Despite anecdotal impressions that museums have cast off the past and begun to acquire work by female artists at a fast clip, a new national study shows that is not the case.
Bucking that trend, though, was the Pennsylvania Academy of the Fine Arts.
The study, conducted by In Other Words. an editorial project within Sotheby’s, and artNet News, an art-market news wire, covered 26 museums as well as auction and market data from 2008 to 2018. It found that only 11% of all work acquired by institutions for their permanent collections was by female artists.
“The number of works by women acquired did not increase over time,” the report states. “In fact, it peaked a decade ago.”
Faring even more poorly, work by African American female artists made up just 3.3% (190 of 5,832) of the total number of female artists whose work was collected by U.S. institutions during the study period.

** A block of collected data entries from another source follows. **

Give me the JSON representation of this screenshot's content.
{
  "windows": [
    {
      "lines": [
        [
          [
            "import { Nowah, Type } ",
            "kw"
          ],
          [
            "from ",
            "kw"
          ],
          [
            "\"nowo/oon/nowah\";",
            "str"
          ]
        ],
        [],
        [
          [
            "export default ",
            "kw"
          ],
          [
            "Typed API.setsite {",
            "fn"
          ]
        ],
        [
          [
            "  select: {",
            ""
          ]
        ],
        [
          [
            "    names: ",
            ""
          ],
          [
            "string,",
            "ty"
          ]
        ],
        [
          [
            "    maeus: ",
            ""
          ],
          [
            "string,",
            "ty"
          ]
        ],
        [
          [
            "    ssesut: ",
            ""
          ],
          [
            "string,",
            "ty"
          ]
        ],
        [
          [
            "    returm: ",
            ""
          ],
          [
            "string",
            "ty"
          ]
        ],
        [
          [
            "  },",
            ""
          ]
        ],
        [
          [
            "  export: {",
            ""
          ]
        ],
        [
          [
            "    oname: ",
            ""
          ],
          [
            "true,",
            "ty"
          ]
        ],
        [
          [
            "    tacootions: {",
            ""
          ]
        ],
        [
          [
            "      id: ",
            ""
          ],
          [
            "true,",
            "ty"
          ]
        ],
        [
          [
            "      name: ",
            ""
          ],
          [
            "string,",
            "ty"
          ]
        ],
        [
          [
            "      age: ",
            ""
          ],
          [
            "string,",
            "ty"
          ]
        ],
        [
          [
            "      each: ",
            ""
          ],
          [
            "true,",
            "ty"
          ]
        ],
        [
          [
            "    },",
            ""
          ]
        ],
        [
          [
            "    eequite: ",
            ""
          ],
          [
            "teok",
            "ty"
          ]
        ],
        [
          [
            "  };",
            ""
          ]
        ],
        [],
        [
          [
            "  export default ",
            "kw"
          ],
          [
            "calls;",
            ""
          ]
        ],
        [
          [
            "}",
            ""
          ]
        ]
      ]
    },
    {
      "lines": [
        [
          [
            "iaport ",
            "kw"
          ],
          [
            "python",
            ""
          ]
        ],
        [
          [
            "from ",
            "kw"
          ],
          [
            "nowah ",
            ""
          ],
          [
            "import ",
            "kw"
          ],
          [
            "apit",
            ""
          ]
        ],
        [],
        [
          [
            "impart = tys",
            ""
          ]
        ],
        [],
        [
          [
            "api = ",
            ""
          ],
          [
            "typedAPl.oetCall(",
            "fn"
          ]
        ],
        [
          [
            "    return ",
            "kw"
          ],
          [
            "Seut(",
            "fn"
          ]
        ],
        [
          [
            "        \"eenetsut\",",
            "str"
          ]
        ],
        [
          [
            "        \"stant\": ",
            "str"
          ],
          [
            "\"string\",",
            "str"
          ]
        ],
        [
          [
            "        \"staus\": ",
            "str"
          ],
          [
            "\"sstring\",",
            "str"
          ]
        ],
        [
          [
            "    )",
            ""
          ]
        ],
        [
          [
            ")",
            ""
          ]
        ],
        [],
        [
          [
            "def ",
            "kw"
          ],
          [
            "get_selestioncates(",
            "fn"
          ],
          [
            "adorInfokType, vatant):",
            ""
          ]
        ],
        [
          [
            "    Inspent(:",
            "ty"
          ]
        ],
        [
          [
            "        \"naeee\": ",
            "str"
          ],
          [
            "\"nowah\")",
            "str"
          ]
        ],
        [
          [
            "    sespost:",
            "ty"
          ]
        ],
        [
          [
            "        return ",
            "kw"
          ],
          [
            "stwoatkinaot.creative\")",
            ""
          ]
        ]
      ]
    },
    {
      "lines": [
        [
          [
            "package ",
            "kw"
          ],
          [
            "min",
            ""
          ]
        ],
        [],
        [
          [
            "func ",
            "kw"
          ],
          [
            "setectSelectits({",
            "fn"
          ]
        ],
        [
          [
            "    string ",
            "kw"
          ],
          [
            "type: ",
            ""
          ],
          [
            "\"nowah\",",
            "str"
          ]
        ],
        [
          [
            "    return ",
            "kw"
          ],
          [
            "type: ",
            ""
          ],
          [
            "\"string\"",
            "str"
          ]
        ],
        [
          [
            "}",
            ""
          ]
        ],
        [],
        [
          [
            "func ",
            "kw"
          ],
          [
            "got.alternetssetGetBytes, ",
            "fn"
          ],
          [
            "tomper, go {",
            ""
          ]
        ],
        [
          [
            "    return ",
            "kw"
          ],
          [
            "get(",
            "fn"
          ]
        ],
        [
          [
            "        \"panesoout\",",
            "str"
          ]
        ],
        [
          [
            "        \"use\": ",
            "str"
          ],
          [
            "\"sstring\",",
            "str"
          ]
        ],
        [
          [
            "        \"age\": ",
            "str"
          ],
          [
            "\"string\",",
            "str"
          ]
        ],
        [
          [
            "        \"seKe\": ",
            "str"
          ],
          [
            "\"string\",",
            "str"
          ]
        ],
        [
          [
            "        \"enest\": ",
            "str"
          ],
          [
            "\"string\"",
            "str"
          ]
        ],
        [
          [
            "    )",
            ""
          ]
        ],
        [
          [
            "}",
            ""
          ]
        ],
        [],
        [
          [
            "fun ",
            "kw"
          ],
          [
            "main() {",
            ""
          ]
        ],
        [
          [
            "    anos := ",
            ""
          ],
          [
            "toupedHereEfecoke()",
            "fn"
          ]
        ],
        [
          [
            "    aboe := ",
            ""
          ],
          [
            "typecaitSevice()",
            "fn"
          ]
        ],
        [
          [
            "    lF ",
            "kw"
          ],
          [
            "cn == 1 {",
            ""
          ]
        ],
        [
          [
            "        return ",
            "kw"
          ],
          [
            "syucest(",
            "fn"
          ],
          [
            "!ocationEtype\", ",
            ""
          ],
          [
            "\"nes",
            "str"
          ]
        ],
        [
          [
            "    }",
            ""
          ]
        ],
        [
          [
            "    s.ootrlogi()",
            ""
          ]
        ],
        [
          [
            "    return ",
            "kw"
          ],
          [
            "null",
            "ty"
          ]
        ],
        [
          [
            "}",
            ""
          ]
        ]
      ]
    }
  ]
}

But PAFA, according to the report, acquired work by women at five times the national rate. PAFA was the recipient of a large gift from Linda Lee Alter of 400 works by women in 2010, which provided a substantial base to build on its holdings by female artists.
In ensuing years, PAFA has actively sought to acquire works by women and people of color.
“We are telling a very comprehensive story about American art here, and women and artists of color play right into it — there are no outliers here,” the museum’s director, Brooke Davis Anderson, told Charlotte Burns of In Other Words and Julia Halperin of artNetNews, who conducted the study.